Up to one-quarter of the workforce can be working as casual employees in busy times, McNeely said.

Wages vary depending on the job — a casual clerk would earn about $24 per hour, while there is a current opening for a chief officer working full time on Salt Spring for $48.32 an hour.

The current contract runs from November 2020 to Oct. 31, 2025. It included a two per cent increase in 2022 and again in 2023, but contains terms allowing wage talks to reopen in April 2024 and again in April 2025.

Members have said they can’t wait until 2024 and will start looking elsewhere, McNeely said, adding more departures will mean remaining staff face a heavier workload. “That’s the exact opposite of what we are looking for.”

The union has discussed with B.C. Ferries the “significant differences between the wages and the market,” he said.

The company’s September report for the B.C. Ferries Commissioner recommends working with the union to pilot different hours of work and shift schedules with the aim of reducing pressure at work, cutting back on unplanned overtime and improving work-life balance.

McNeely said he is optimistic about initiatives to recruit and keep staff. “So we are encouraged by that, but we think long-term might be too long. There’s probably some short-term action that needs to be taken to retain and recruit.”

Crew shortages have led to more than 730 cancelled sailings between October 2021 and the end of June this year.

One of the latest examples happened on Friday, when B.C. Ferries announced that the Queen of Capilano’s sailings between Bowen Island and Horseshoe Bay were cancelled because of a shortage of crew members. Two water taxis were brought into service.

For the 2023 fiscal year, voluntary turnover among employees on vessels and at terminals is expected to be three times historical averages, from four to 12 per cent, the B.C. Ferries report said.

To prevent the loss of workers, the company is rolling out a new human resources strategy with short-term and long-term initiatives and objectives.

“We are working on a variety of human resource strategies as we become a more people-centric organization,” B.C. Ferries spokesperson Deborah Marshall said.

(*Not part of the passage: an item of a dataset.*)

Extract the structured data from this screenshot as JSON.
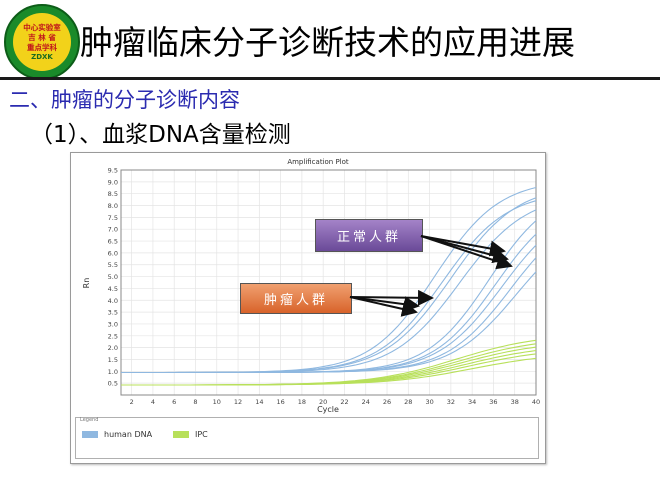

As for the call to reopen the contract, Marshall said B.C. Ferries meets with the B.C. Ferry & Marine Workers’ Union regularly to discuss a variety of issues, including ways to engage and retain employees.

“When it comes to items that fall within the collective agreement, there’s a negotiation process that governs the two parties. B.C. Ferries does not bargain through the media.”

The company said in its report that efforts to hire staff will remain “elevated” because of the current competitive hiring market, retirements, staff health concerns, job changes and lack of affordable housing.

Higher-than-usual absenteeism is partly because of illness due to the pandemic, and the requirement for employees with COVID symptoms to stay off work for longer periods, the report said.

Overtime has soared to “excessive and unsustainable” levels — the current trend is about 50 per cent higher than in the past, it said — contributing to employee fatigue and resulting in additional costs, it said.

B.C. Ferries says in the report that to attract and retain a high-calibre workforce, it aims to provide competitive rewards and provide meaningful work with a work-life balance.